Jill gasped, then pretended she hadn’t.

“It’s true!” said the lookout, and showed them the brown stains on his clothes where it had grabbed him.

“And you led it right here, didn’t you?” said Avalon in disgust.

The lookout began to stammer. “I . . . I . . . I didn’t know what else to do.”

“Imbecile!”

Up above them, in the Alamo complex, a woman screamed and an alarm began to blare. Even though living-world business meant nothing to them, today it added to the tension. The Neons were all looking to Avalon for direction, so he pulled out the one remaining coin from his pocket. “We’ll ask Wurlitzer what to do.” Everyone agreed. He strode toward the machine, tugged off the blanket, and all the Neons fell to their knees. Even Jix did, for fear of
angering it, whatever it was. Jill had to be forced to her knees.

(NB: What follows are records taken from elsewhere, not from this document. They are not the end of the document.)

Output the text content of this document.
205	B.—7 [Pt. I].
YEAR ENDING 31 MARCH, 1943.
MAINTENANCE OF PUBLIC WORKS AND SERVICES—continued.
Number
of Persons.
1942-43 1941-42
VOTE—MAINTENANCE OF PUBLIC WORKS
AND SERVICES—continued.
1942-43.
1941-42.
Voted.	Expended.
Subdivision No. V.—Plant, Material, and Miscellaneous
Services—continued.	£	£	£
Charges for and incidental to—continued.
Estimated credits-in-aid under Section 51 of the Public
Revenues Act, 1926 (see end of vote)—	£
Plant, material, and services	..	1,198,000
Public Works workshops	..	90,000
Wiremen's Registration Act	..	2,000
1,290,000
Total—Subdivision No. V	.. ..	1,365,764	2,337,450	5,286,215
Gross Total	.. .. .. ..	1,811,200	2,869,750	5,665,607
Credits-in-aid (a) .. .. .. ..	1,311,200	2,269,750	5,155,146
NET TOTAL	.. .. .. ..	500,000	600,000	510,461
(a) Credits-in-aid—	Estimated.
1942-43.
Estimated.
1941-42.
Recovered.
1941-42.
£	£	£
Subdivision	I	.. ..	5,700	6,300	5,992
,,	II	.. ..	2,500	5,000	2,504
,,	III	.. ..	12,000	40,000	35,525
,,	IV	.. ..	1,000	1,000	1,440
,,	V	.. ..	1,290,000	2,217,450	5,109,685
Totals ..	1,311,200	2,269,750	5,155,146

Wurlitzer’s light cast a multicolored glow around the common room, caught and refracted by the many bits of glass that made up Mary’s coffin, which sat just a few yards in front of the jukebox. It almost seemed as if her coffin was a part of Wurlitzer now: an altar before the figure of a god. Jix couldn’t help but wonder if Wurlitzer wanted it this way—that even the attention given to Mary somehow reflected back on the mystical machine.

Avalon dropped the coin in and waited for it to clink its way down to the coin box and then he asked his question. “Mighty Wurlitzer, what do we do about this chocolate monster?” He pressed a random button on the machine’s console, and Wurlitzer came to life. It pulled a record from its apparently infinite spinning rack, dropped it on the turntable, and with clicks and pops the song began to play.

“Oh, don’t it hurt, deeeeep inside . . .”
sang a man in falsetto.

“I don’t know this one,” said Avalon.

“What does it mean?” someone asked.

“Shh! Let me listen.” Avalon put his ear to the glass as if that might help his hearing, then he squinted through the next few lines as if squinting might make him smarter. “This is a difficult one.”